Detail from 1946 Richland County Highway Department map

Under a grant through the South Carolina Institute of Archaeology and Anthropology at the University of South Carolina in 2009, Eric served as the project historian and completed a settlement history of the land now occupied by the US Army and National Guard installation at Fort Jackson, located just to the east of Columbia, South Carolina. Originally established in 1917 as a World War I cantonment called Camp Jackson, the military installation sits on land that was once occupied by various rural farming communities, schools, churches, and plantations, including lands previously owned by the Wade Hampton family. The purpose of the settlement history project was to document the use of this land and its immediate surrounding area prior to the various transfers of these parcels to the federal government.

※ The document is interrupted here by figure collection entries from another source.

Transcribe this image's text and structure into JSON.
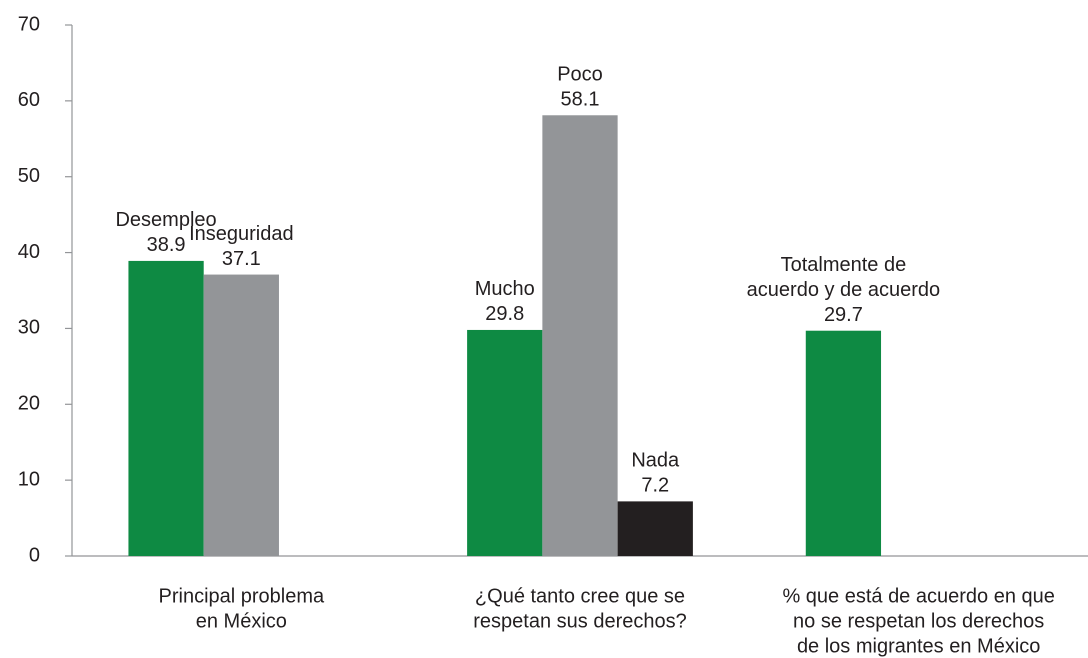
{
  "chart_data": {
    "type": "bar",
    "ylim": [
      0,
      70
    ],
    "yticks": [
      0,
      10,
      20,
      30,
      40,
      50,
      60,
      70
    ],
    "groups": [
      {
        "category": [
          "Principal problema",
          "en México"
        ],
        "bars": [
          {
            "name": [
              "Desempleo"
            ],
            "value": 38.9,
            "color": "#0e8a43"
          },
          {
            "name": [
              "Inseguridad"
            ],
            "value": 37.1,
            "color": "#939598"
          }
        ]
      },
      {
        "category": [
          "¿Qué tanto cree que se",
          "respetan sus derechos?"
        ],
        "bars": [
          {
            "name": [
              "Mucho"
            ],
            "value": 29.8,
            "color": "#0e8a43"
          },
          {
            "name": [
              "Poco"
            ],
            "value": 58.1,
            "color": "#939598"
          },
          {
            "name": [
              "Nada"
            ],
            "value": 7.2,
            "color": "#231f20"
          }
        ]
      },
      {
        "category": [
          "% que está de acuerdo en que",
          "no se respetan los derechos",
          "de los migrantes en México"
        ],
        "bars": [
          {
            "name": [
              "Totalmente de",
              "acuerdo y de acuerdo"
            ],
            "value": 29.7,
            "color": "#0e8a43"
          }
        ]
      }
    ]
  }
}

Fort Frederica National Monument Administrative History


The King’s Magazine at Fort Frederica NM, 2008

Eric worked with the Organization of American Historians and the National Park Service to write the administrative history of Fort Frederica National Monument, a National Park Service unit on Saint Simons Island, Georgia, that is dedicated to the archaeological and historical interpretation of the settlements at Fort Frederica as well as two key 1742 battles between British and Spanish colonial forces. Located squarely within the “debatable lands” of colonial Georgia, Fort Frederica was both a military installation and a thriving colonial town. The Battle of Bloody Marsh, fought a few miles south of the fort, marked the final attempt by the Spanish to drive the British out of Georgia. British victory at Bloody Marsh secured the crown’s control of the Georgia coast once and for all.

The administrative history project was designed to document community efforts to preserve the history at Fort Frederica, leading eventually to the establishment of the National Monument in 1945, as well as the National Park Service’s efforts to interpret, preserve, and educate the public about the extensive historical and archaeological resources at Fort Frederica.